By 2017, BTS became the first K-Pop group to reach milestones in their career and winning the award for Top Social Artist, at the 2017 Billboard Music Awards, beating popular celebrities such as Justin Bieber and Selena Gomez. They make special guest appearances in the American Music Awards and television talk variety shows such as The Ellen DeGeneres Show as well as late-night talk shows such as The Tonight show Starring Jimmy Fallon and The Late Late Show with James Corden. They even reached high charts on international music awards in Japan and Canada, achieving much more recognition and popularity than anyone could have imagined from a group outside the West. But let us go back to before all the awards and fame, instead, to the time where they struggled as a rookie group in South Korea.

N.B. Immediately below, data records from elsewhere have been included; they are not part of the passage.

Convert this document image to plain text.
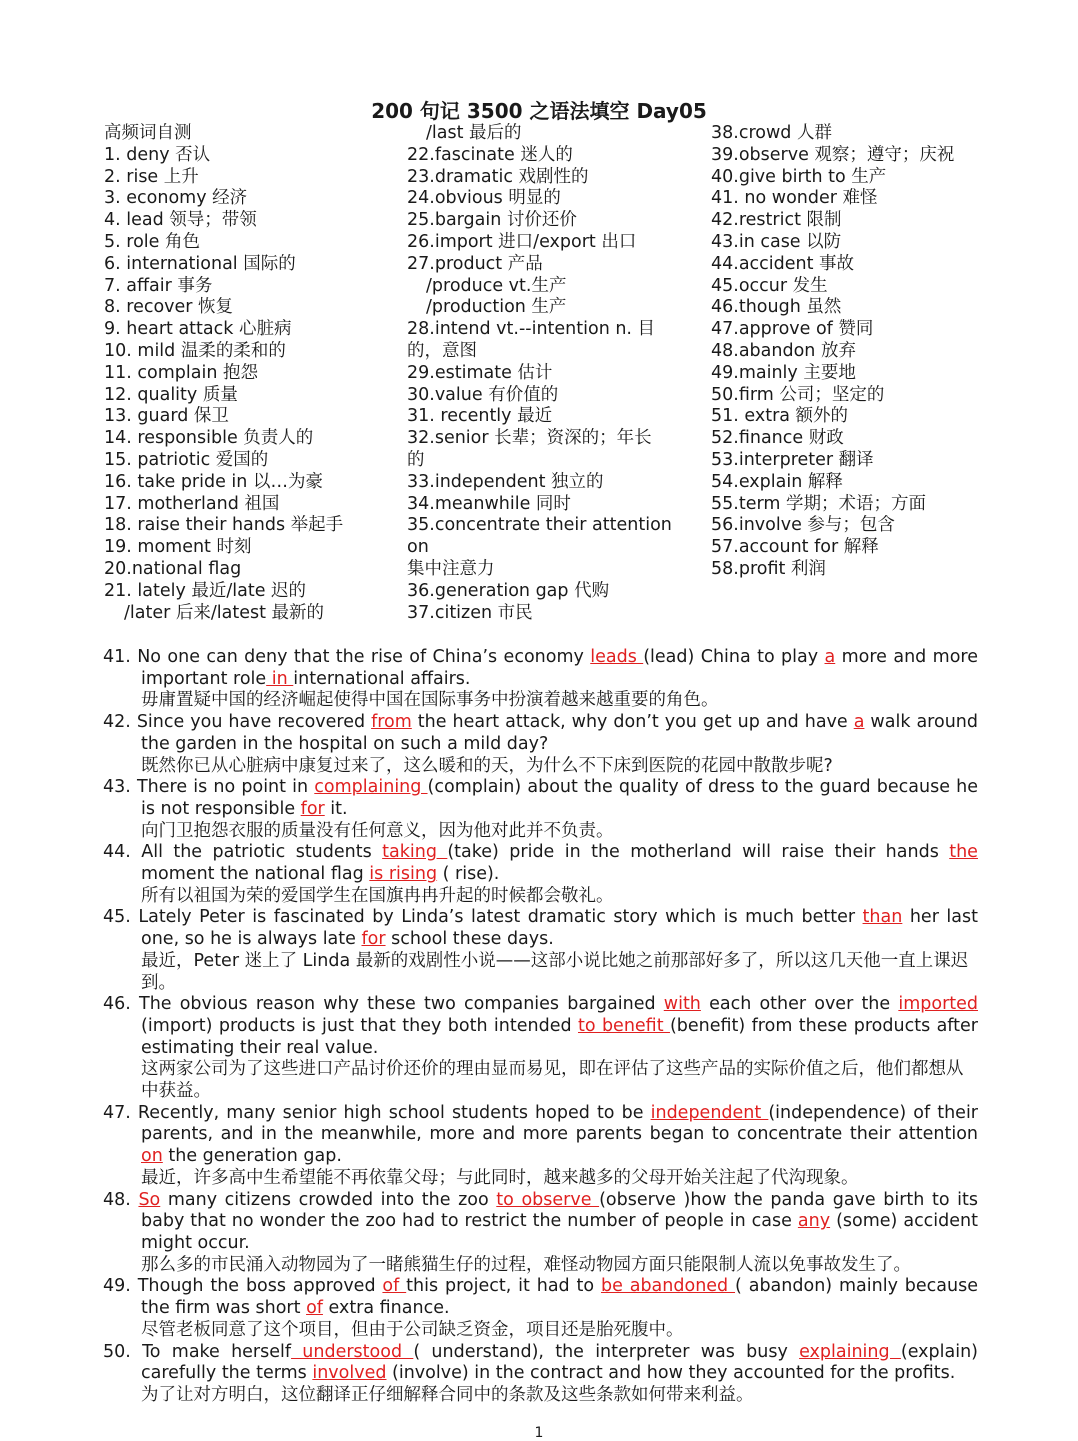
200 句记 3500 之语法填空 Day05
高频词自测
1. deny 否认
2. rise 上升
3. economy 经济
4. lead 领导；带领
5. role 角色
6. international 国际的
7. affair 事务
8. recover 恢复
9. heart attack 心脏病
10. mild 温柔的柔和的
11. complain 抱怨
12. quality 质量
13. guard 保卫
14. responsible 负责人的
15. patriotic 爱国的
16. take pride in 以…为豪
17. motherland 祖国
18. raise their hands 举起手
19. moment 时刻
20.national flag
21. lately 最近/late 迟的
/later 后来/latest 最新的
/last 最后的
22.fascinate 迷人的
23.dramatic 戏剧性的
24.obvious 明显的
25.bargain 讨价还价
26.import 进口/export 出口
27.product 产品
/produce vt.生产
/production 生产
28.intend vt.--intention n. 目
的，意图
29.estimate 估计
30.value 有价值的
31. recently 最近
32.senior 长辈；资深的；年长
的
33.independent 独立的
34.meanwhile 同时
35.concentrate their attention
on
集中注意力
36.generation gap 代购
37.citizen 市民
38.crowd 人群
39.observe 观察；遵守；庆祝
40.give birth to 生产
41. no wonder 难怪
42.restrict 限制
43.in case 以防
44.accident 事故
45.occur 发生
46.though 虽然
47.approve of 赞同
48.abandon 放弃
49.mainly 主要地
50.firm 公司；坚定的
51. extra 额外的
52.finance 财政
53.interpreter 翻译
54.explain 解释
55.term 学期；术语；方面
56.involve 参与；包含
57.account for 解释
58.profit 利润
41. No one can deny that the rise of China’s economy leads (lead) China to play a more and more important role in international affairs.
毋庸置疑中国的经济崛起使得中国在国际事务中扮演着越来越重要的角色。
42. Since you have recovered from the heart attack, why don’t you get up and have a walk around the garden in the hospital on such a mild day?
既然你已从心脏病中康复过来了，这么暖和的天，为什么不下床到医院的花园中散散步呢?
43. There is no point in complaining (complain) about the quality of dress to the guard because he is not responsible for it.
向门卫抱怨衣服的质量没有任何意义，因为他对此并不负责。
44. All the patriotic students taking (take) pride in the motherland will raise their hands the moment the national flag is rising ( rise).
所有以祖国为荣的爱国学生在国旗冉冉升起的时候都会敬礼。
45. Lately Peter is fascinated by Linda’s latest dramatic story which is much better than her last one, so he is always late for school these days.
最近，Peter 迷上了 Linda 最新的戏剧性小说——这部小说比她之前那部好多了，所以这几天他一直上课迟到。
46. The obvious reason why these two companies bargained with each other over the imported (import) products is just that they both intended to benefit (benefit) from these products after estimating their real value.
这两家公司为了这些进口产品讨价还价的理由显而易见，即在评估了这些产品的实际价值之后，他们都想从中获益。
47. Recently, many senior high school students hoped to be independent (independence) of their parents, and in the meanwhile, more and more parents began to concentrate their attention on the generation gap.
最近，许多高中生希望能不再依靠父母；与此同时，越来越多的父母开始关注起了代沟现象。
48. So many citizens crowded into the zoo to observe (observe )how the panda gave birth to its baby that no wonder the zoo had to restrict the number of people in case any (some) accident might occur.
那么多的市民涌入动物园为了一睹熊猫生仔的过程，难怪动物园方面只能限制人流以免事故发生了。
49. Though the boss approved of this project, it had to be abandoned ( abandon) mainly because the firm was short of extra finance.
尽管老板同意了这个项目，但由于公司缺乏资金，项目还是胎死腹中。
50. To make herself understood ( understand), the interpreter was busy explaining (explain) carefully the terms involved (involve) in the contract and how they accounted for the profits.
为了让对方明白，这位翻译正仔细解释合同中的条款及这些条款如何带来利益。
1
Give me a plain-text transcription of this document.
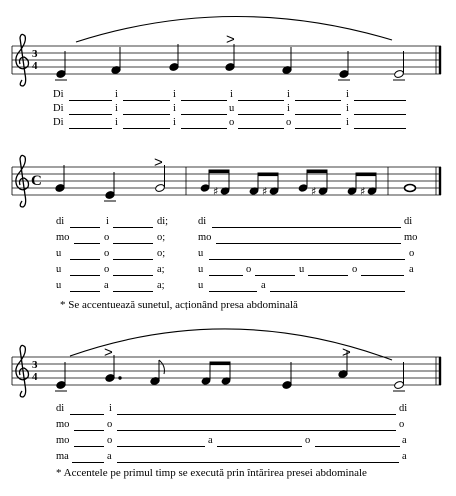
3
4
C
3
4
>
>
>	>
♯	♯	♯	♯
Di	i	i	i	i	i
Di	i	i	u	i	i
Di	i	i	o	o	i
di	i	di;
mo	o	o;
u	o	o;
u	o	a;
u	a	a;
di	di
mo	mo
u	o
u	o	u	o	a
u	a
* Se accentuează sunetul, acționând presa abdominală
di	i	di
mo	o	o
mo	o	a	o	a
ma	a	a
* Accentele pe primul timp se execută prin întărirea presei abdominale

It is no secret that the seven-member Korean boy group had their personal obstacles, even before they sky-rocketed to international fame. Like many youths, RM, J-Hope, and Jin had parents who did not approve of their dreams or felt like a disappointment to them. They did not have anyone who supported them, thus leaving them to a bleak future. While the other two members— Suga and Taehyung— had to scrape for food and wear shabby hand-me-downs because they did not have enough money to live comfortably, struggling to live in the poor towns they lived in. While Jungkook and Jimin had to break out of their shell to achieve a greater purpose than what they had paved for them by their family members. Nonetheless, they carried through without fail and used their struggles to spread multiple messages into their music.
“Many of their songs contain important messages that address many issues that young people face and how to pursue and get through difficult, challenging times” said Luke Waltham from the Internet news outlet, A Medium Corporation.
They are not afraid to delve into controversial topics, like the divided class in society and mental illnesses that people suffer from, because they know someone must open awareness to what is happening all around. Their 2018 album, “Love Yourself: Tear,” ventures into the dark side to love and life. “We sometimes compare ourselves to others and sometimes get really depressed,” RM tells Entertainment Tonight. “My final goal of my whole life is to love myself.”
Yet, they smile and push through their hardships because they know that they are not alone. ARMYs, the name of their fandom, always show support whenever they can. Whether it be streaming their music videos, buying their albums, spreading their name, or even voting for them on award shows, ARMYs never miss the chance to help BTS achieve goals nobody thought was possible. “...ARMYs do not just form a fandom, rather they form a family that is united under BTS’s values of bringing hope, joy and healing to the world,” continued Luke.
BTS are the epitome of rags to riches, but that does not stop them from staying humble and down to earth. They show that they are human, and they can laugh, cry, have fun, and have moments where they need support. They share thoughts, ideas, hopes and dreams to the world—and that is something you do not need to understand Korean to experience through music. BTS changed the music industry in a way where one does not need to learn a language to understand what the song’s message is trying to spread. Afterall, music has no boundaries.